In Australia's largest corporate case, that's estimated to have cost over AUS$200 million ($172 million) to date, Seven had sought damages of up to AUS$480 million ($413 million) from companies including News Corp., Publishing and Broadcasting Ltd, Telstra Corp. and Foxtel.

Seven alleged that its pay TV arm, C7 had been driven out of business, after its rivals had colluded to deprive Seven of access to pay TV rights to the two key Australian football competitions, the National Rugby League (NRL) and the Australian Football League (AFL).
After 10 months of deliberation Justice Sackville dismissed all of Sevens claims, saying that Seven was the "author of its own misfortune".

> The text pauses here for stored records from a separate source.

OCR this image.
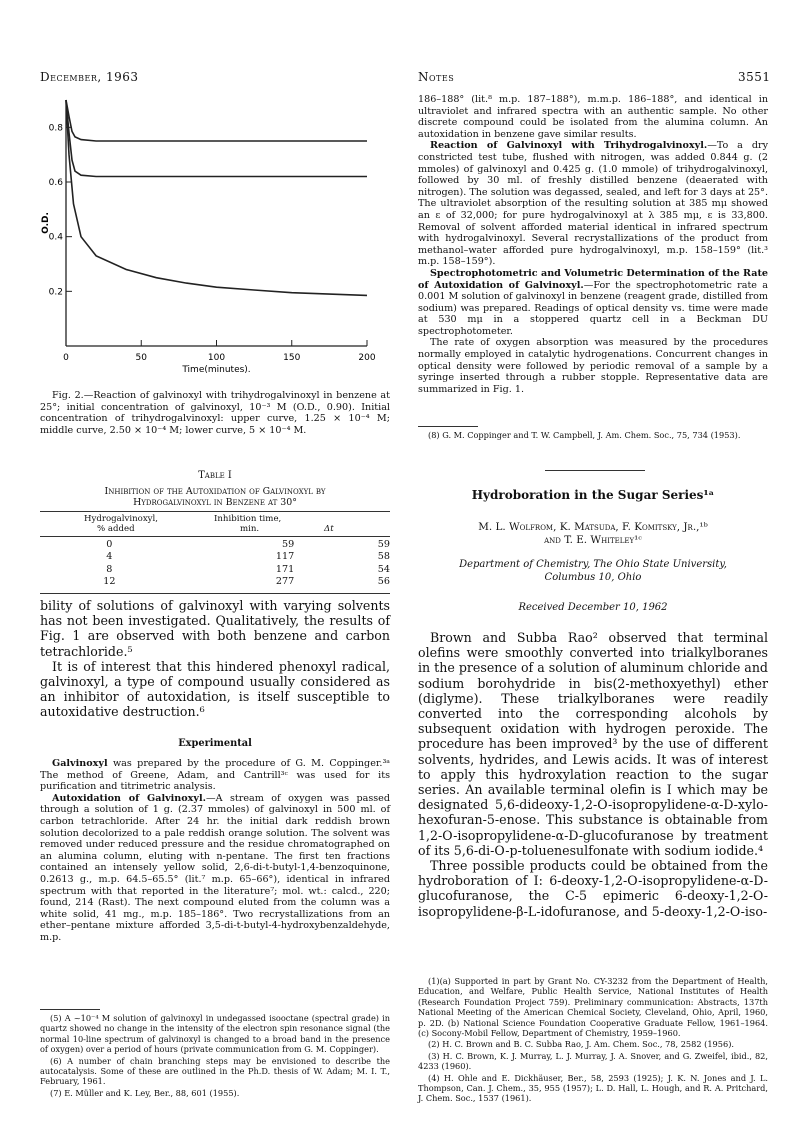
December, 1963	Notes	3551
0	50	100	150	200
0.2
0.4
0.6
0.8
O.D.
Time(minutes).

Fig. 2.—Reaction of galvinoxyl with trihydrogalvinoxyl in benzene at 25°; initial concentration of galvinoxyl, 10⁻³ M (O.D., 0.90). Initial concentration of trihydrogalvinoxyl: upper curve, 1.25 × 10⁻⁴ M; middle curve, 2.50 × 10⁻⁴ M; lower curve, 5 × 10⁻⁴ M.

Table I
Inhibition of the Autoxidation of Galvinoxyl by
Hydrogalvinoxyl in Benzene at 30°
Hydrogalvinoxyl,
% added
Inhibition time,
min.	Δt
0	59	59
4	117	58
8	171	54
12	277	56

bility of solutions of galvinoxyl with varying solvents has not been investigated. Qualitatively, the results of Fig. 1 are observed with both benzene and carbon tetrachloride.⁵

It is of interest that this hindered phenoxyl radical, galvinoxyl, a type of compound usually considered as an inhibitor of autoxidation, is itself susceptible to autoxidative destruction.⁶

Experimental

Galvinoxyl was prepared by the procedure of G. M. Coppinger.³ᵃ The method of Greene, Adam, and Cantrill³ᶜ was used for its purification and titrimetric analysis.

Autoxidation of Galvinoxyl.—A stream of oxygen was passed through a solution of 1 g. (2.37 mmoles) of galvinoxyl in 500 ml. of carbon tetrachloride. After 24 hr. the initial dark reddish brown solution decolorized to a pale reddish orange solution. The solvent was removed under reduced pressure and the residue chromatographed on an alumina column, eluting with n-pentane. The first ten fractions contained an intensely yellow solid, 2,6-di-t-butyl-1,4-benzoquinone, 0.2613 g., m.p. 64.5–65.5° (lit.⁷ m.p. 65–66°), identical in infrared spectrum with that reported in the literature⁷; mol. wt.: calcd., 220; found, 214 (Rast). The next compound eluted from the column was a white solid, 41 mg., m.p. 185–186°. Two recrystallizations from an ether–pentane mixture afforded 3,5-di-t-butyl-4-hydroxybenzaldehyde, m.p.

(5) A ~10⁻⁴ M solution of galvinoxyl in undegassed isooctane (spectral grade) in quartz showed no change in the intensity of the electron spin resonance signal (the normal 10-line spectrum of galvinoxyl is changed to a broad band in the presence of oxygen) over a period of hours (private communication from G. M. Coppinger).

(6) A number of chain branching steps may be envisioned to describe the autocatalysis. Some of these are outlined in the Ph.D. thesis of W. Adam; M. I. T., February, 1961.

(7) E. Müller and K. Ley, Ber., 88, 601 (1955).

186–188° (lit.⁸ m.p. 187–188°), m.m.p. 186–188°, and identical in ultraviolet and infrared spectra with an authentic sample. No other discrete compound could be isolated from the alumina column. An autoxidation in benzene gave similar results.

Reaction of Galvinoxyl with Trihydrogalvinoxyl.—To a dry constricted test tube, flushed with nitrogen, was added 0.844 g. (2 mmoles) of galvinoxyl and 0.425 g. (1.0 mmole) of trihydrogalvinoxyl, followed by 30 ml. of freshly distilled benzene (deaerated with nitrogen). The solution was degassed, sealed, and left for 3 days at 25°. The ultraviolet absorption of the resulting solution at 385 mμ showed an ε of 32,000; for pure hydrogalvinoxyl at λ 385 mμ, ε is 33,800. Removal of solvent afforded material identical in infrared spectrum with hydrogalvinoxyl. Several recrystallizations of the product from methanol–water afforded pure hydrogalvinoxyl, m.p. 158–159° (lit.³ m.p. 158–159°).

Spectrophotometric and Volumetric Determination of the Rate of Autoxidation of Galvinoxyl.—For the spectrophotometric rate a 0.001 M solution of galvinoxyl in benzene (reagent grade, distilled from sodium) was prepared. Readings of optical density vs. time were made at 530 mμ in a stoppered quartz cell in a Beckman DU spectrophotometer.

The rate of oxygen absorption was measured by the procedures normally employed in catalytic hydrogenations. Concurrent changes in optical density were followed by periodic removal of a sample by a syringe inserted through a rubber stopple. Representative data are summarized in Fig. 1.

(8) G. M. Coppinger and T. W. Campbell, J. Am. Chem. Soc., 75, 734 (1953).

Hydroboration in the Sugar Series¹ᵃ
M. L. Wolfrom, K. Matsuda, F. Komitsky, Jr.,¹ᵇ
and T. E. Whiteley¹ᶜ
Department of Chemistry, The Ohio State University,
Columbus 10, Ohio
Received December 10, 1962

Brown and Subba Rao² observed that terminal olefins were smoothly converted into trialkylboranes in the presence of a solution of aluminum chloride and sodium borohydride in bis(2-methoxyethyl) ether (diglyme). These trialkylboranes were readily converted into the corresponding alcohols by subsequent oxidation with hydrogen peroxide. The procedure has been improved³ by the use of different solvents, hydrides, and Lewis acids. It was of interest to apply this hydroxylation reaction to the sugar series. An available terminal olefin is I which may be designated 5,6-dideoxy-1,2-O-isopropylidene-α-D-xylo-hexofuran-5-enose. This substance is obtainable from 1,2-O-isopropylidene-α-D-glucofuranose by treatment of its 5,6-di-O-p-toluenesulfonate with sodium iodide.⁴

Three possible products could be obtained from the hydroboration of I: 6-deoxy-1,2-O-isopropylidene-α-D-glucofuranose, the C-5 epimeric 6-deoxy-1,2-O-isopropylidene-β-L-idofuranose, and 5-deoxy-1,2-O-iso-

(1)(a) Supported in part by Grant No. CY-3232 from the Department of Health, Education, and Welfare, Public Health Service, National Institutes of Health (Research Foundation Project 759). Preliminary communication: Abstracts, 137th National Meeting of the American Chemical Society, Cleveland, Ohio, April, 1960, p. 2D. (b) National Science Foundation Cooperative Graduate Fellow, 1961–1964. (c) Socony-Mobil Fellow, Department of Chemistry, 1959–1960.

(2) H. C. Brown and B. C. Subba Rao, J. Am. Chem. Soc., 78, 2582 (1956).

(3) H. C. Brown, K. J. Murray, L. J. Murray, J. A. Snover, and G. Zweifel, ibid., 82, 4233 (1960).

(4) H. Ohle and E. Dickhäuser, Ber., 58, 2593 (1925); J. K. N. Jones and J. L. Thompson, Can. J. Chem., 35, 955 (1957); L. D. Hall, L. Hough, and R. A. Pritchard, J. Chem. Soc., 1537 (1961).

"Seven was far from a helpless victim in the face of the allegedly anti-competitive conduct of which it complained," Justice Sackville said, in a 30-minute summary of his judgment which was, unusually for a federal court case, carried live on Sky News Australia.

In his summary of the judgment, which runs to 1230 pages, Sackville was scathing in his remarks to all the parties for allowing the "mega litigation" to take place, calling the AUS$200 million ($172 million) that the parties have spent on the case as "extraordinarily wasteful" and "bordering on the scandalous."

He found that Seven had been unable to prove that its rivals conspired to "kill off' its pay TV channel C7 by colluding on pay TV sports right and rejected Seven's allegations of anti-competitive conduct by News, Foxtel and PBL. The judge has asked for further submission from the parties on costs.

Justice Sackville warned Seven and other parties against appealing his judgment and urged the parties, not for the first time in the case, to "bring these protracted and excessively expensive proceedings to a conclusion by mutual agreement."

Seven has been working on the case for the last seven years and initially claimed damages of over A$1 billion ($860 million), which was whittled down to AUS $212 million ($182 million) plus interest over during the court hearings.

The hearings, which started in November 2005, lasted 120 days with 44 witnesses called, while submissions amounted to over 85,000 documents.

Comments from the parties involved were not available.